Introduction to Microeconomics Course Overview

Oct 2, 2024

Microeconomics Lecture Notes

Course Overview

  • Instructor: John Gruber
  • Topics to Cover:
    • Course details
    • What is microeconomics?
    • Supply and demand model

Teaching Style

  • Engagement: Encourage questions; don't hesitate to ask for clarification if something is unclear.
  • Responsibility: Students are responsible for what is said, not just what's written.
  • Pace: Teaching may be fast; interruptions for questions are welcome.
  • Language: Uses "guys" as a gender-neutral term, meant to include everyone.

What is Microeconomics?

  • Definition: The study of how individuals and firms make decisions in a world of scarcity.
  • Key Concept: Scarcity drives microeconomics; it involves constrained optimization exercises.
  • Trade-offs: Understanding how to trade off constraints to maximize well-being.
  • Opportunity Cost: Every action has a cost in terms of the next best alternative.

Economics as a Science

  • Economics is often referred to as the "dismal science" because nothing is free; everything has an opportunity cost.
  • Emphasizes the principles of constrained optimization and how they apply to economic decisions.
  • Comparison to engineering principles; microeconomics can be viewed as a branch of engineering applied to people's lives.

Supply and Demand Model

Introduction to the Model

  • The supply and demand model is fundamental to understanding market equilibrium.
  • Simplified Models: Models in economics are approximations; they are not strict laws but useful tools for understanding economic phenomena.
  • George Box Quote: "All models are wrong, but some are useful."

Key Elements of the Model

  • Demand Curve: Represents the relationship between the price of a good and the quantity demanded. It slopes downward; higher prices lead to lower demand.
  • Supply Curve: Represents the relationship between the price of a good and the quantity supplied. It slopes upward; higher prices lead to higher supply.
  • Market Equilibrium: The point where the quantity demanded equals the quantity supplied.

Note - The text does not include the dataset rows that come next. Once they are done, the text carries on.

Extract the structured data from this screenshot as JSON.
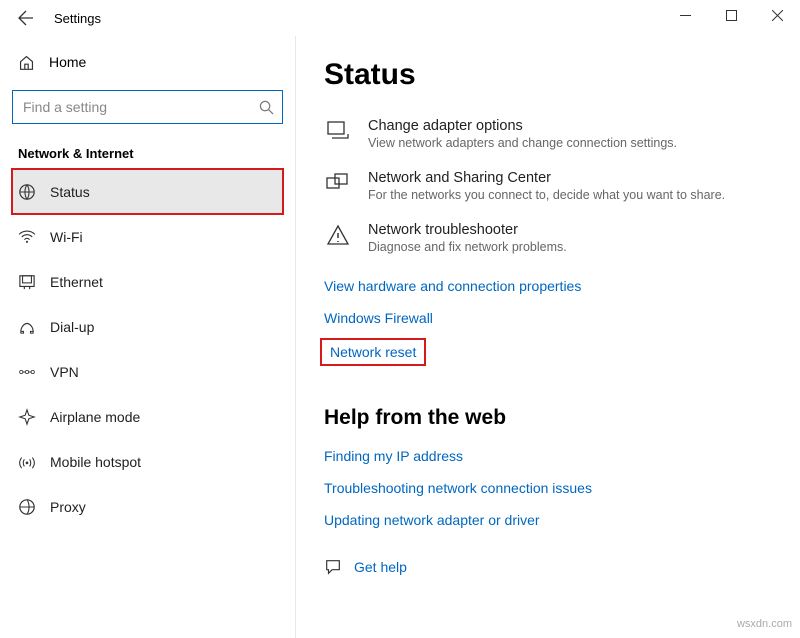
{
  "window": {
    "title": "Settings"
  },
  "sidebar": {
    "home": "Home",
    "search_placeholder": "Find a setting",
    "category": "Network & Internet",
    "items": [
      {
        "label": "Status"
      },
      {
        "label": "Wi-Fi"
      },
      {
        "label": "Ethernet"
      },
      {
        "label": "Dial-up"
      },
      {
        "label": "VPN"
      },
      {
        "label": "Airplane mode"
      },
      {
        "label": "Mobile hotspot"
      },
      {
        "label": "Proxy"
      }
    ]
  },
  "main": {
    "heading": "Status",
    "rows": [
      {
        "title": "Change adapter options",
        "desc": "View network adapters and change connection settings."
      },
      {
        "title": "Network and Sharing Center",
        "desc": "For the networks you connect to, decide what you want to share."
      },
      {
        "title": "Network troubleshooter",
        "desc": "Diagnose and fix network problems."
      }
    ],
    "links": [
      "View hardware and connection properties",
      "Windows Firewall",
      "Network reset"
    ],
    "help_heading": "Help from the web",
    "help_links": [
      "Finding my IP address",
      "Troubleshooting network connection issues",
      "Updating network adapter or driver"
    ],
    "get_help": "Get help"
  },
  "watermark": "wsxdn.com"
}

Adam Smith's Water-Diamond Paradox

  • Water is essential for life (high demand, low price) vs. diamonds (low demand, high price).
  • Supply and demand need to be considered together to explain this phenomenon.

Positive vs. Normative Analysis

  • Positive Analysis: Examines how things are (e.g., market behavior).
  • Normative Analysis: Examines how things should be (e.g., ethical implications of market practices).
  • Example: eBay kidney auction illustrates the distinction between what happens (positive) and whether it should be allowed (normative).

Market Failures

  • Market failures occur when the market does not operate efficiently due to reasons such as:
    • Fraud
    • Imperfect information
    • Equity concerns (e.g., unequal access to resources)
    • Behavioral economics (individuals do not always make rational decisions).

Capitalistic vs. Command Economies

  • Capitalistic Economy: Decisions made by firms and individuals, allowing for growth but also leading to inequality.
  • Command Economy: Decisions made by the government, often leading to inefficiencies and corruption.
  • Adam Smith's "invisible hand": Suggests that individuals acting in their self-interest can lead to beneficial outcomes for society.

Course Structure

  • Content Delivery: Lectures will provide foundation, and recitations will offer problem-solving sessions and new material.
  • Problem Sets: Assigned weekly, covering material taught up to that date.
  • Mathematics: Specific focus on the mathematical representation of supply and demand in upcoming classes.

Conclusion

  • The course will explore how microeconomic principles apply to real-world scenarios, aiming for maximum surplus through efficient production and consumption.
  • Further discussions on equity, market failures, and implications for government policy will follow.